Court Finds Plaintiffs Can Face Costs Risks If Defendant Succeeds in Contributory Negligence Claim
Reasons for judgement were released last week by the BC Supreme Court finding that Rule 14-1(15) provides the court with discretion to award costs to a Defendant following a finding of contributory negligence as against a Plaintiff.

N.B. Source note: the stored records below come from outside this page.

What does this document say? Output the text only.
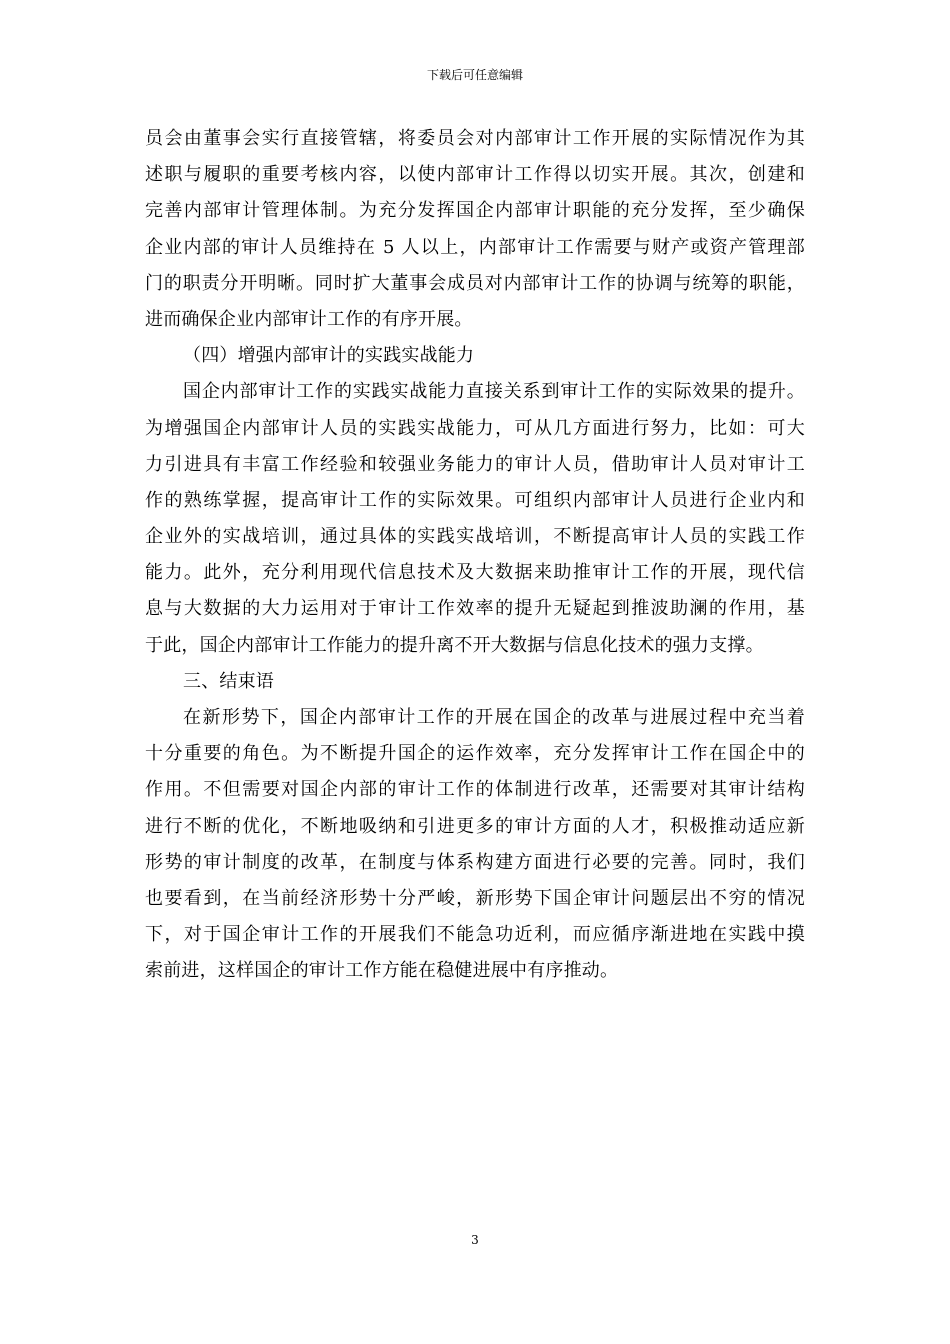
下载后可任意编辑
员会由董事会实行直接管辖，将委员会对内部审计工作开展的实际情况作为其
述职与履职的重要考核内容，以使内部审计工作得以切实开展。其次，创建和
完善内部审计管理体制。为充分发挥国企内部审计职能的充分发挥，至少确保
企业内部的审计人员维持在 5 人以上，内部审计工作需要与财产或资产管理部
门的职责分开明晰。同时扩大董事会成员对内部审计工作的协调与统筹的职能，
进而确保企业内部审计工作的有序开展。
（四）增强内部审计的实践实战能力
国企内部审计工作的实践实战能力直接关系到审计工作的实际效果的提升。
为增强国企内部审计人员的实践实战能力，可从几方面进行努力，比如：可大
力引进具有丰富工作经验和较强业务能力的审计人员，借助审计人员对审计工
作的熟练掌握，提高审计工作的实际效果。可组织内部审计人员进行企业内和
企业外的实战培训，通过具体的实践实战培训，不断提高审计人员的实践工作
能力。此外，充分利用现代信息技术及大数据来助推审计工作的开展，现代信
息与大数据的大力运用对于审计工作效率的提升无疑起到推波助澜的作用，基
于此，国企内部审计工作能力的提升离不开大数据与信息化技术的强力支撑。
三、结束语
在新形势下，国企内部审计工作的开展在国企的改革与进展过程中充当着
十分重要的角色。为不断提升国企的运作效率，充分发挥审计工作在国企中的
作用。不但需要对国企内部的审计工作的体制进行改革，还需要对其审计结构
进行不断的优化，不断地吸纳和引进更多的审计方面的人才，积极推动适应新
形势的审计制度的改革，在制度与体系构建方面进行必要的完善。同时，我们
也要看到，在当前经济形势十分严峻，新形势下国企审计问题层出不穷的情况
下，对于国企审计工作的开展我们不能急功近利，而应循序渐进地在实践中摸
索前进，这样国企的审计工作方能在稳健进展中有序推动。
3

In last week’s case (Brooks-Martin v. Martin) the Plaintiff was involved in a motorcycle collision. At trial she was found 30% at fault with the Defendant bearing 70% of the blame. The Court awarded the Plaintiff 70% of her costs in accordance with the BC Negligence Act. Although not specifically asked to address this issue, the Court went further and found that the Rules of Court permit a costs award to be made against a Plaintiff if they are found contributorily negligent. Mr. Justice Halfyard provided the following reasons:
 Section 3 of the Negligence Act directs that the plaintiff shall receive 70% of her costs of this proceeding, from the defendant Martin. But that statute does not entitle the defendant Martin to receive 30% of his costs of the proceeding, from the plaintiff, because he sustained no damage or loss. See Bedwell v. McGill 2008 BCCA 526 at paras. 29-30 and 32.
 However, the defendant Martin was successful on the issue of contributory negligence on the part of the plaintiff. In my opinion, the costs entitlement of the plaintiff is defined solely by theNegligence Act. That statute directs that the plaintiff shall recover 70% of her costs of the proceeding from the defendant Martin. It seems to me that the Rules of Court relating to costs should govern the issue of whether the defendant Martin should recover any of his costs from the plaintiff. Rule 14-1(15) reads in part:
(15) The court may award costs
. . .
(b) that relate to some particular application, step or matter in or related to the proceeding . . .
 I think that the issue of whether the plaintiff was contributorily negligent is a “matter in or related to the proceeding” under the new rule… I conclude that the court has the discretion to award costs of the contributory negligence issue, to the defendant Martin. I am not suggesting that such costs should be awarded, only that the court has jurisdiction to entertain such an application under the Rules of Court.